Krótko mówiąc, Putin powiedział wczoraj, że mocarstwa zachodnie nie są już w stanie „samego rządzenia ludzkością, chociaż desperacko próbują to zrobić, a większość narodów świata nie może już tego znieść”. „Amerykański model jest wyczerpany, jest w kryzysie, nie ma już nic do zaoferowania światu. Nie tylko oni i Europa mają prawo wyboru swojej drogi geopolitycznej, ale także kraje Azji, w tym Rosja, czy Ameryka Łacińska” – podkreślił.

W związku z kontrowersjami wokół hipotetycznego użycia broni jądrowej prezydent Rosji, który jako pierwszy zasygnalizował taką możliwość, anektując Krym w marcu 2014 roku i rozpoczynając 24 lutego inwazję na sąsiedni kraj, powiedział teraz, że

Jeśli chodzi o broń nuklearną, rosyjski prezydent stwierdził, że „nie ma politycznego ani wojskowego sensu” uciekać się do takich urządzeń

„to nie ma sensu politycznego ani wojskowego” ucieka się do takich środków. Co więcej, odwrócił sprawę i teraz, według niego, to Zachód grozi bombą atomową. Przypomniał, że pewnego dnia „jedynym krajem, który użył tego rodzaju broni, były Stany Zjednoczone” w Hiroszimie i Nagasaki.

Ostrzegał, że „dopóki istnieje broń nuklearna, istnieje niebezpieczeństwo, że zostanie ona użyta (...), choć to przede wszystkim kraje zachodnie swoimi prowokacjami forsują tezę, że Moskwa zamierza ją wykorzystać do wpływania na swoich sojuszników i krajów neutralnych (…) to bardzo prymitywna taktyka”. Jego zdaniem Zachód „prowadzi niebezpieczną, krwawą i brudną grę”, oskarżając Rosję o chęć użycia broni masowego rażenia.

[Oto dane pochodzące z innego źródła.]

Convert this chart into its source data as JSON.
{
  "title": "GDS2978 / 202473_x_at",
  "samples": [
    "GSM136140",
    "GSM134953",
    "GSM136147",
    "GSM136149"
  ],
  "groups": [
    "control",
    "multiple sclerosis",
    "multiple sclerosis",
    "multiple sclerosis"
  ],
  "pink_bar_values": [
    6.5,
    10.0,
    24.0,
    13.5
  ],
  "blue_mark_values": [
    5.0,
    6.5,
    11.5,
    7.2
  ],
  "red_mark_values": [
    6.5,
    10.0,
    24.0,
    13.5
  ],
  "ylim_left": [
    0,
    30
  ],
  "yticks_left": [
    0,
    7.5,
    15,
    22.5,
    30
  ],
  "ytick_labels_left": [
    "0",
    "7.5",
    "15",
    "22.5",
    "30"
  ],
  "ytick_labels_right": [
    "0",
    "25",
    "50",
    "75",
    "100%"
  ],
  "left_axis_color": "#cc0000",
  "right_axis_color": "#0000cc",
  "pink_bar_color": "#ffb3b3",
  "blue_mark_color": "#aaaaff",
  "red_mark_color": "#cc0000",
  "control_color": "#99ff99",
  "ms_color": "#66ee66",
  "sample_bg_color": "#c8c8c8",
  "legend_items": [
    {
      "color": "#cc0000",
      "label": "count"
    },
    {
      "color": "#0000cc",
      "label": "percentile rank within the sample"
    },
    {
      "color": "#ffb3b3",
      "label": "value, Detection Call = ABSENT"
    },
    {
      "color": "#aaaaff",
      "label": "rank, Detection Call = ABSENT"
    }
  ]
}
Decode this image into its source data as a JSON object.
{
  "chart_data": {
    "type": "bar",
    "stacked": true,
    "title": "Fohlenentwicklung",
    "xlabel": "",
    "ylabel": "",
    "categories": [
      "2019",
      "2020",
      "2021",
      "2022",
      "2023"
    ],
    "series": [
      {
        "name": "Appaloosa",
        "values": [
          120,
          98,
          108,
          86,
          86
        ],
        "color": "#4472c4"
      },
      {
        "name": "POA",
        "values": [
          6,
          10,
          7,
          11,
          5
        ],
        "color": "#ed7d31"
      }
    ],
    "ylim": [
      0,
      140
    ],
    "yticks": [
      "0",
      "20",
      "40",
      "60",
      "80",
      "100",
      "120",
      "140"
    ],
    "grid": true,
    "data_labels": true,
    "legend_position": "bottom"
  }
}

Podejrzewając, że Ukraina przygotowuje się do zdetonowania „brudnej bomby”, Putin wezwał Międzynarodową Agencję Energii Atomowej (MAEA) do „jak najszybszego” przeniesienia delegacji na Ukrainę. "MAEA chce przyjechać (...) jesteśmy za tym, żeby jak najszybciej i jak najszerej, bo wiemy, że władze Kijowa robią wszystko, żeby ślad po tych przygotowaniach zniknął" za produkcję „brudnej bomby”.

Dla rosyjskiego przywódcy „wydarzenia na świecie rozwijają się według negatywnego scenariusza, stał się kryzysem systemowym, nie tylko w sferze polityczno-wojskowej, ale także humanitarnej i gospodarczej”. Putin skrytykował także „degradację światowych instytucji i zastąpienie koncepcji prawa międzynarodowego”. Powiedział, że nie słuchają, na czym opierają się nowe zasady i utrzymywał, że na Zachodzie „chcą żyć bez żadnych zasad”.